For patients hospitalized with severe COVID-19, but who do not have confirmed or suspected VTE, the American Society of Hematology recommends use of anticoagulation as thromboprophylaxis.

However, no study has evaluated the risk of VTE for IBD patients who contract COVID-19. The pathogenesis of VTE is complex and multifactorial in IBD, which can be further complicated by a COVID-19 infection, Khan and co-authors said.

“In patients with infections such as COVID-19, endothelial dysfunction caused by the infectious process increases thrombin production and terminates fibrinolysis, which in turn promotes a hypercoagulable state,” they wrote. “Although these mechanisms cannot be completely explained by traditional VTE risk factors, it stands to reason that contracting SARS-CoV-2 infection would confer an additional risk on top of the already elevated risk in patients with IBD.”

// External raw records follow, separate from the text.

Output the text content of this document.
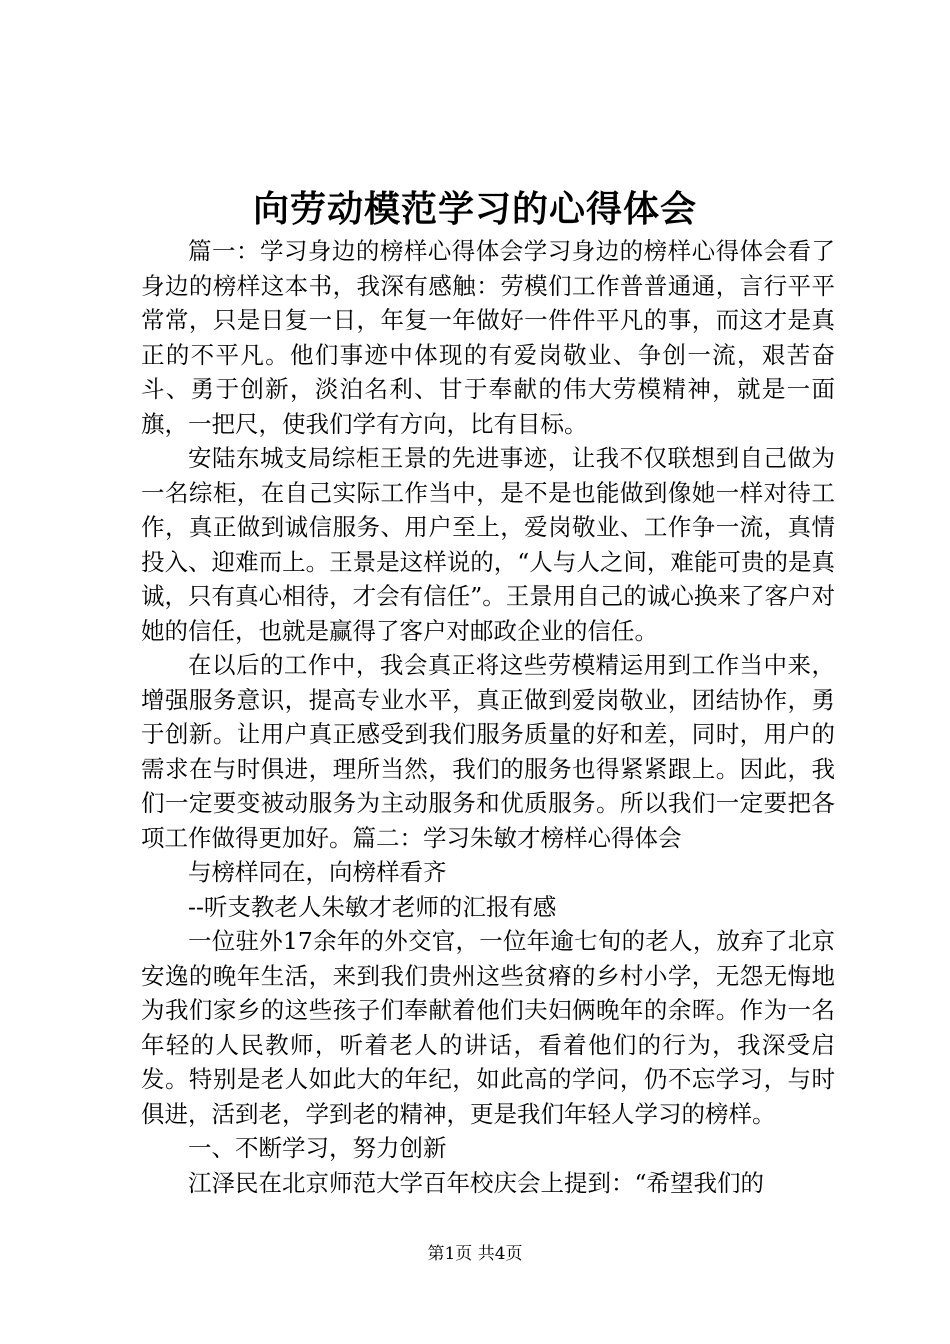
向劳动模范学习的心得体会

篇一：学习身边的榜样心得体会学习身边的榜样心得体会看了身边的榜样这本书，我深有感触：劳模们工作普普通通，言行平平常常，只是日复一日，年复一年做好一件件平凡的事，而这才是真正的不平凡。他们事迹中体现的有爱岗敬业、争创一流，艰苦奋斗、勇于创新，淡泊名利、甘于奉献的伟大劳模精神，就是一面旗，一把尺，使我们学有方向，比有目标。

安陆东城支局综柜王景的先进事迹，让我不仅联想到自己做为一名综柜，在自己实际工作当中，是不是也能做到像她一样对待工作，真正做到诚信服务、用户至上，爱岗敬业、工作争一流，真情投入、迎难而上。王景是这样说的，“人与人之间，难能可贵的是真诚，只有真心相待，才会有信任”。王景用自己的诚心换来了客户对她的信任，也就是赢得了客户对邮政企业的信任。

在以后的工作中，我会真正将这些劳模精运用到工作当中来，增强服务意识，提高专业水平，真正做到爱岗敬业，团结协作，勇于创新。让用户真正感受到我们服务质量的好和差，同时，用户的需求在与时俱进，理所当然，我们的服务也得紧紧跟上。因此，我们一定要变被动服务为主动服务和优质服务。所以我们一定要把各项工作做得更加好。篇二：学习朱敏才榜样心得体会

与榜样同在，向榜样看齐

--听支教老人朱敏才老师的汇报有感

一位驻外17余年的外交官，一位年逾七旬的老人，放弃了北京安逸的晚年生活，来到我们贵州这些贫瘠的乡村小学，无怨无悔地为我们家乡的这些孩子们奉献着他们夫妇俩晚年的余晖。作为一名年轻的人民教师，听着老人的讲话，看着他们的行为，我深受启发。特别是老人如此大的年纪，如此高的学问，仍不忘学习，与时俱进，活到老，学到老的精神，更是我们年轻人学习的榜样。

一、不断学习，努力创新

江泽民在北京师范大学百年校庆会上提到：“希望我们的

第1页 共4页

For their study, the researchers examined data on IBD patients from the VA healthcare system who reported a VTE event from April 1, 2020 to March 30, 2021.

Overall, there were 428 participants included in this study, with an average age of 69. Nearly all were men and about 80% were white, with 54% having a diagnosis of ulcerative colitis and 46% having Crohn’s disease. Half of the patients were taking 5-aminosalicylic acid.

The most common pre-existing conditions among participants were hypertension (58%), diabetes mellitus (31%), and arrhythmia (20%). Chronic anticoagulant use was reported in 31% of patients.

There were 13.6% of participants who contracted COVID-19. Among these, 21 contracted the virus within 30 days before experiencing VTE. Furthermore, there were 5.1% of IBD patients hospitalized due to COVID-19 infection.

The authors found a substantially higher VTE risk in patients who were not taking anticoagulant medications prior to COVID-19 infection (OR 14.31, 95% CI 6.90-29.66, P<0.001).

“Our data suggest that IBD patients who contract SARS-CoV-2 have a substantially increased risk of VTE and may therefore benefit from prophylaxis,” Khan and co-authors stated.

Limitations of this study include its retrospective design and the exclusion of VTE events diagnosed outside the VA health system. This sole data source may have introduced bias and a larger, more diverse patient population could have boosted the accuracy of the findings, the authors said.

  • Zaina Hamza is a staff writer for MedPage Today, covering Gastroenterology and Infectious disease. She is based in Chicago.

Disclosures

Study support primarily came from Pfizer and an award from the American College of Gastroenterology.

Khan disclosed funding from Takeda Pharmaceuticals, Pfizer, Samsung Bioepis, and Luitpold. One co-author disclosed support from AbbVie, Merck, Takeda, J&J, Lilly, Janssen, was a member of the data Safety Monitoring Boards of UCB, Pfizer, Gilead, and accepted support from Nestle Health Science and Takeda.